For all its size and sturdiness in the front court, the Maryland women’s basketball team still leans heavily on guard play, which at this time of the year expands in importance as the NCAA tournament field compresses.

That doesn’t mean Coach Brenda Frese is necessarily asking her back court to handle the primary scoring, although sophomore shooting guard Laurin Mincy had 24 points, one short of her career high, in Monday’s second-round win over Louisville.

The imperative instead heading into Sunday’s region semifinal against third-seeded Texas A&M is ball security, meaning the regular guard rotation of Mincy, Anjale Barrett, Brene Moseley and Kim Rodgers must be especially attentive considering the ball is in their hands for much of the game.

“We do talk about just how important possessions are when games are going to come down to the wire,” Frese said. “So hopefully that’s just kind of been embedded in their minds in terms of taking care of the basketball.”

Second-seeded Maryland of late has been at its most efficient in limiting turnovers. The Terrapins have committed 39 turnovers combined in their last three games, including 11 in a first-round NCAA tournament victory over Navy. That total is Maryland’s fewest in any three-game stretch this season.

The Terrapins’ turnover average since beating Georgia Tech, 68-65, on March 4 to win the ACC tournament title is more than three fewer than their season average of 16.4. In beating the Yellow Jackets, Maryland committed 12 turnovers, 10 less than its previous game against Wake Forest in the ACC tournament semifinals.

In the seven games before the ACC final, Maryland averaged 20 turnovers, including a season-high 24in a win over Virginia in the conference quarterfinals. Although the Terrapins (30-4) won six of those games, players became more mindful with regard to valuing each possession as the stakes elevated heading into the postseason.

“You can’t win a game with 20 or more turnovers,” said Barrett, a senior point guard who leads Maryland and is second in the ACC with 5.1 assists per game. “We’re definitely trying to keep that down. Coming from my end, if I don’t turn the ball over as much, it gives everyone else confidence to make the right plays, and just think before you throw it.”

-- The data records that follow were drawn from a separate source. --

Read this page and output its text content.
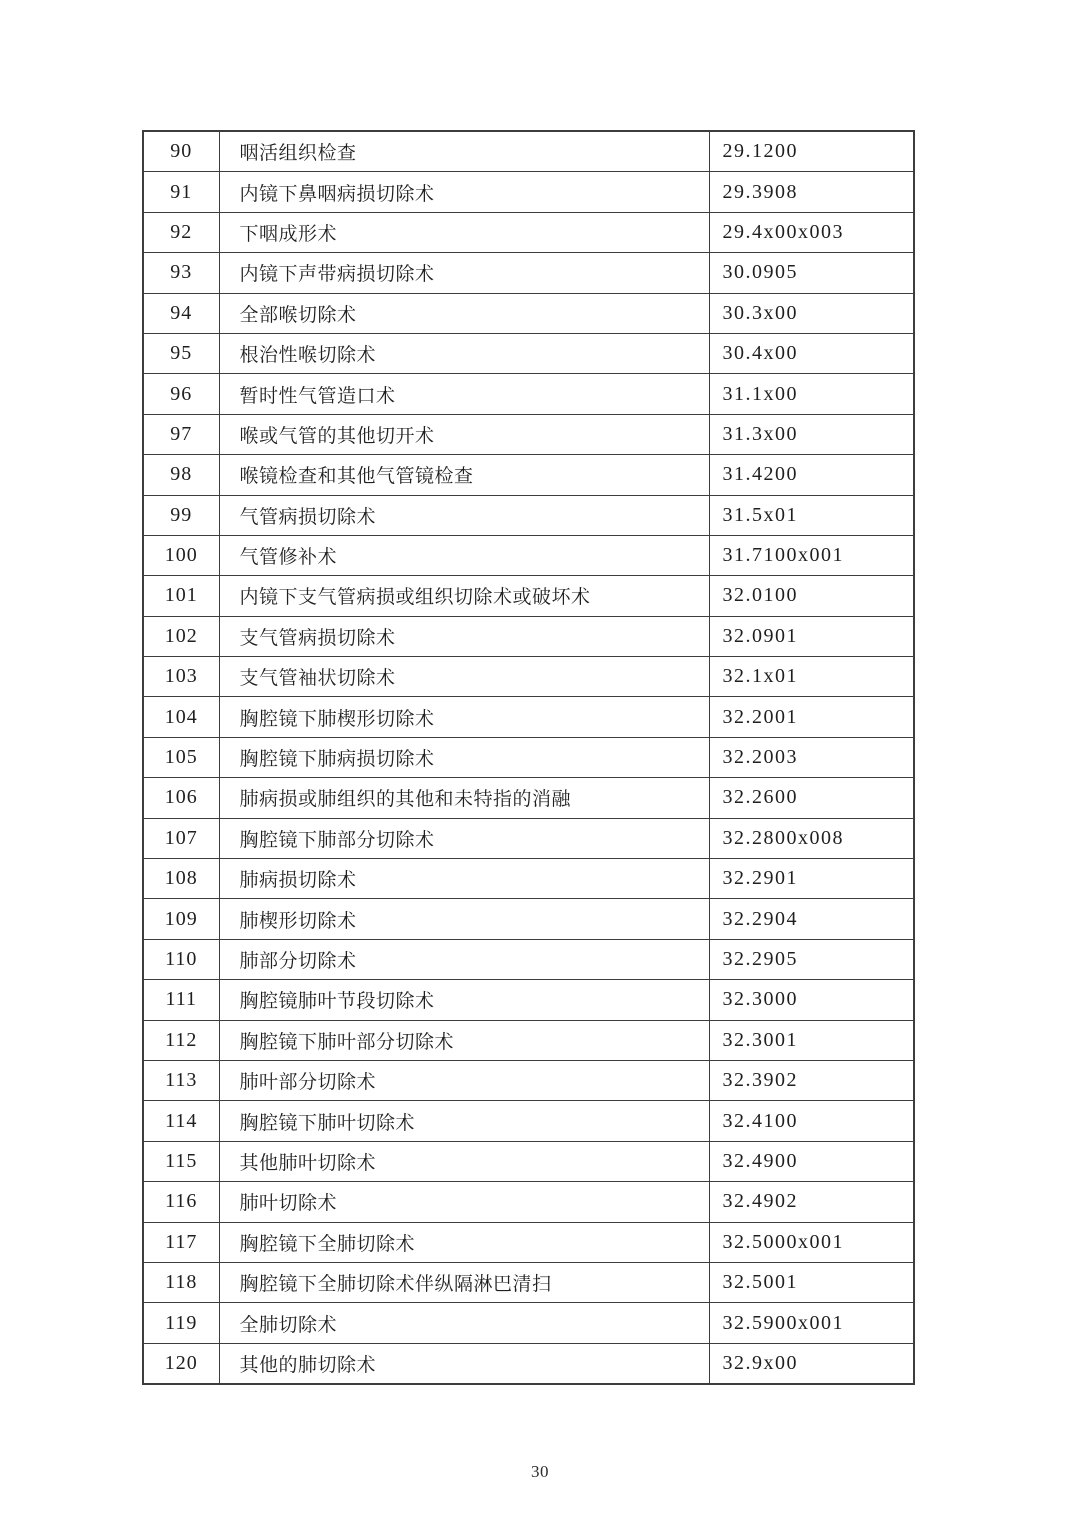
90	咽活组织检查	29.1200
91	内镜下鼻咽病损切除术	29.3908
92	下咽成形术	29.4x00x003
93	内镜下声带病损切除术	30.0905
94	全部喉切除术	30.3x00
95	根治性喉切除术	30.4x00
96	暂时性气管造口术	31.1x00
97	喉或气管的其他切开术	31.3x00
98	喉镜检查和其他气管镜检查	31.4200
99	气管病损切除术	31.5x01
100	气管修补术	31.7100x001
101	内镜下支气管病损或组织切除术或破坏术	32.0100
102	支气管病损切除术	32.0901
103	支气管袖状切除术	32.1x01
104	胸腔镜下肺楔形切除术	32.2001
105	胸腔镜下肺病损切除术	32.2003
106	肺病损或肺组织的其他和未特指的消融	32.2600
107	胸腔镜下肺部分切除术	32.2800x008
108	肺病损切除术	32.2901
109	肺楔形切除术	32.2904
110	肺部分切除术	32.2905
111	胸腔镜肺叶节段切除术	32.3000
112	胸腔镜下肺叶部分切除术	32.3001
113	肺叶部分切除术	32.3902
114	胸腔镜下肺叶切除术	32.4100
115	其他肺叶切除术	32.4900
116	肺叶切除术	32.4902
117	胸腔镜下全肺切除术	32.5000x001
118	胸腔镜下全肺切除术伴纵隔淋巴清扫	32.5001
119	全肺切除术	32.5900x001
120	其他的肺切除术	32.9x00
30
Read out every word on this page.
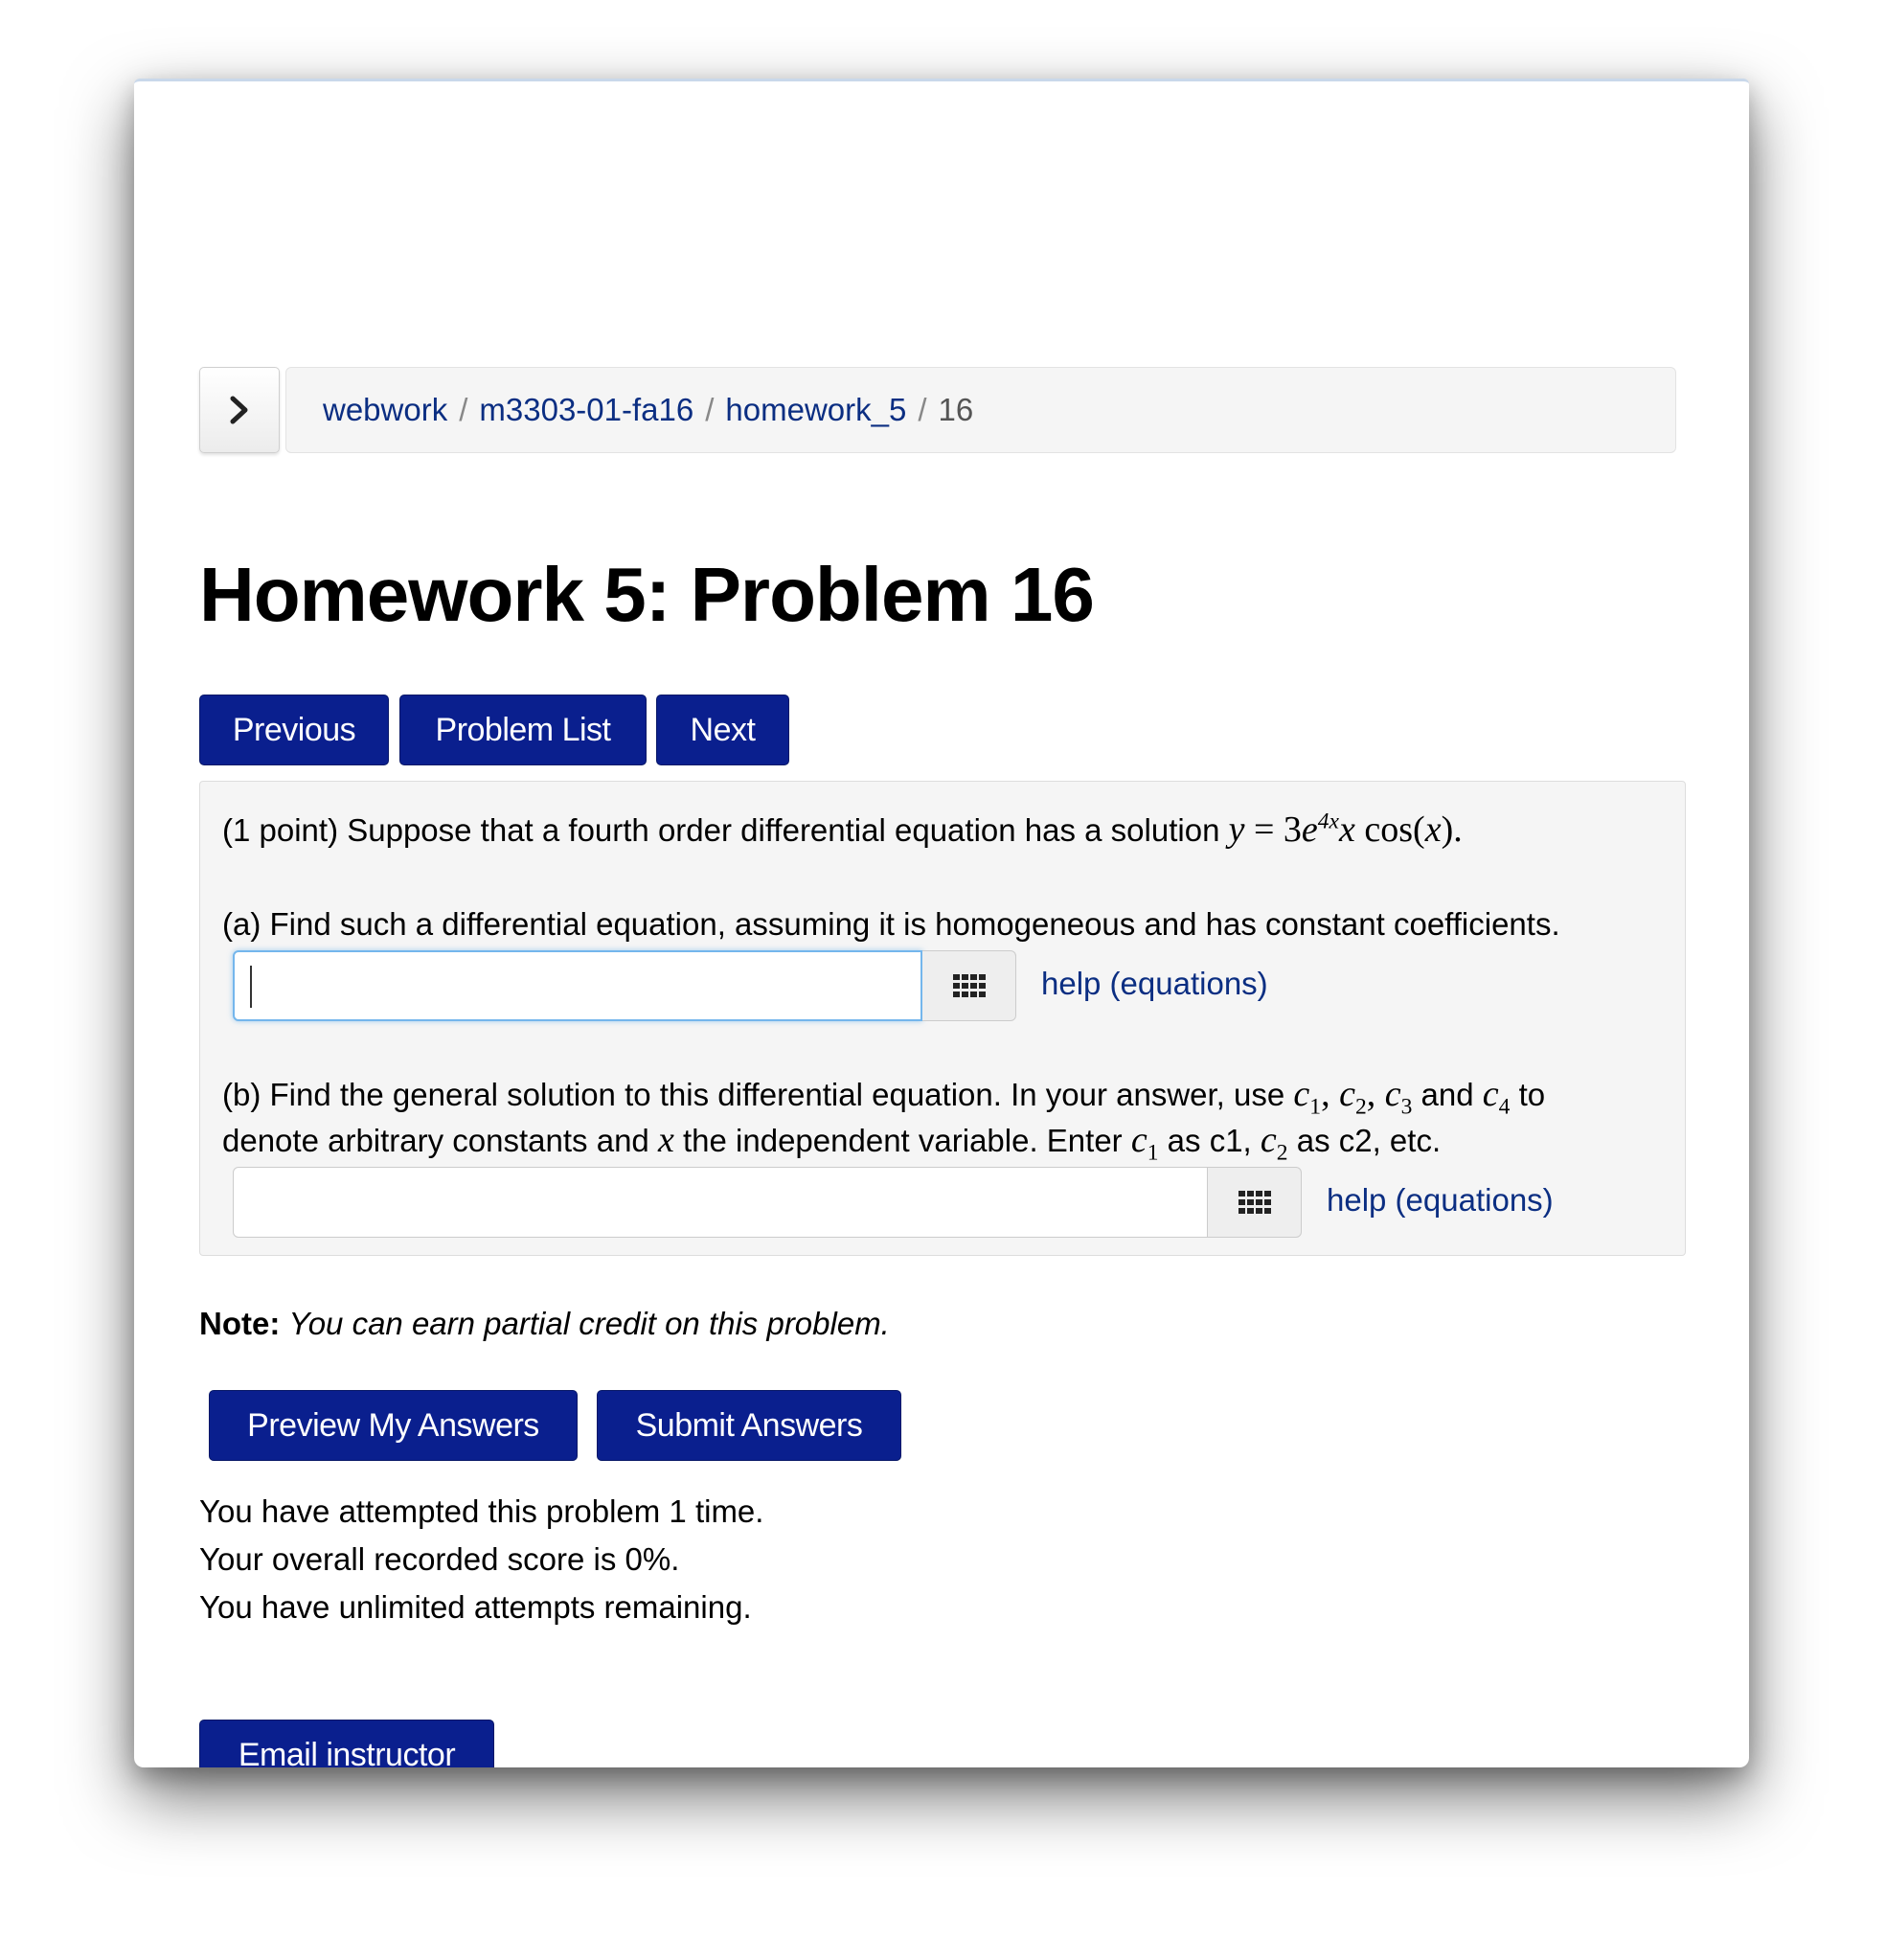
webwork / m3303-01-fa16 / homework_5 / 16
Homework 5: Problem 16
Previous	Problem List	Next
(1 point) Suppose that a fourth order differential equation has a solution $y = 3e^{4x}x$ cos(x).
(a) Find such a differential equation, assuming it is homogeneous and has constant coefficients.
help (equations)
(b) Find the general solution to this differential equation. In your answer, use $c_1$, $c_2$, $c_3$ and $c_4$ to
denote arbitrary constants and x the independent variable. Enter $c_1$ as c1, $c_2$ as c2, etc.
help (equations)
Note: You can earn partial credit on this problem.
Preview My Answers	Submit Answers
You have attempted this problem 1 time.
Your overall recorded score is 0%.
You have unlimited attempts remaining.
Email instructor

Striking a balance in Maryland’s fast-break-oriented offense is the charge for Barrett and Moseley, who was named to the ACC all-freshman team and was an All-Met as a junior at Paint Branch High. The Terrapins prefer to push the ball into the offensive zone off missed shots, and when they’re dialed in, easy layups frequently ensue.

But during careless moments, so can turnovers. Maryland, though, has been able to mask those errors in large part because of extra possessions from fierce offensive rebounding. The Terrapins average 17 offensive rebounds a game, good for third in the ACC.

In drawing the Aggies (24-10), Maryland’s ball security figures to be put through one of its stiffest tests all season. Texas A&M leads the Big 12 in steals, and its pressure defense forces an average of 20 turnovers per game, the most in the conference.

The Aggies also have championship pedigree in the back court with seniors Tyra White and Sydney Carter, who combined to play all but two minutes in a 76-70 victory over Notre Dame in last season’s NCAA title game.

Texas A&M Coach Gary Blair hinted during Saturday’s news conference that Carter, even at 5 feet 6, would guard ACC player of the year Alyssa Thomas, at least part of the time. Thomas is 6-2, and Blair called her one of the best offensive rebounders he’s seen in some time.

“We’re known for our rebounding and our transition, but we’ve got to take care of the ball on the offensive end,” said Moseley, who is averaging 7.1 points and 2.7 assists per game. “We can get the ball in the bucket, but we’ve got to take care of it and value our possessions, so once we do that, we’ll be fine.”